“Don’t throw the baby out with the bathwater!” My grandmother and mother said this frequently when I was growing up. It seemed odd, but I chalked it up to one of the things grownups say. Now, dealing with perfectionism as an adult, this phrase suddenly makes sense.
Oh, the Nintendo Switch has become a problem? Get rid of it!
Our daughter is crying about practicing the piano? This isn’t the right instrument!
My diet isn’t working within the first few days? Find a new diet!
Do you see it? Babies and bathwater flyin’ everywhere! When plans seem to fail or frustration sets in, my perfectionist side wants to ditch it all and start over. The problem is, it’s not embracing the art of tweaking. (No, not twerking—I’ll never embrace that!) Tweaking. In dealing with perfectionism, a person has to learn to tweak. Here’s how in 3 doable steps.
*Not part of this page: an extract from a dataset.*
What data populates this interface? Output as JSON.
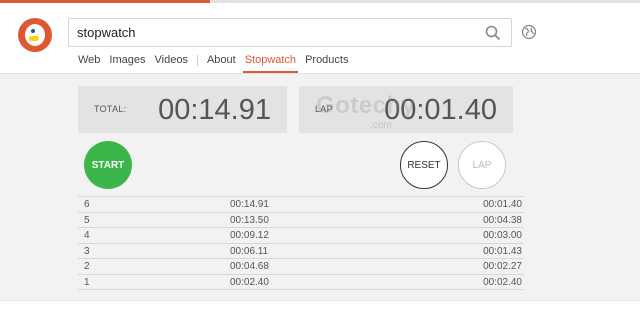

1. Make a list of pros and cons.
If we really stop to examine the situation, we can start to separate the baby from the bathwater. Make a list of the positives and negatives. You can do this on paper, out loud with your husband or a friend, or at dinnertime with the whole family. You might be surprised by the positives that emerge!
2. Give it a little time and light.
Woodrow Wilson said, “One cool judgment is worth a thousand hasty counsels. The thing to do is to supply light and not heat.” Take the heat out of it by giving yourself a day, a week, or a month to think it over and see how things play out. Add light by getting other opinions from experts or people you respect.
3. Tweak, try, and repeat.
All bathwater is going to have some dirt in it. Now that you’ve had time to let the dirt settle, you can tweak the plan. That might look like this:
- Instead of getting rid of the Nintendo Switch and deeming it evil, change the screen time rules so there is less arguing. Set the timer, take more frequent breaks, or have certain days with no screens. Take away the games you’ve found to be addictive.
- Get a fun new timer and reward system for your daughter who doesn’t want to practice the piano. Try shorter practice sessions or certain days off. Find songs she really wants to practice.
- Give the diet a little longer to show some results. Don’t weigh yourself every morning. Instead, maybe only weigh in on Saturdays. Find new recipes that adhere to the diet but actually sound good to you. Ask a friend to join you in the diet.
I’m going to be very honest with you. You will have to tweak it again and again. And that’s perfectly OK. Every time you “bathe the baby,” there will still be some dirt. But a little progress is still progress. I love this proverb: “Little by little, a little becomes a lot.”
What do you do when your plans seem to fail?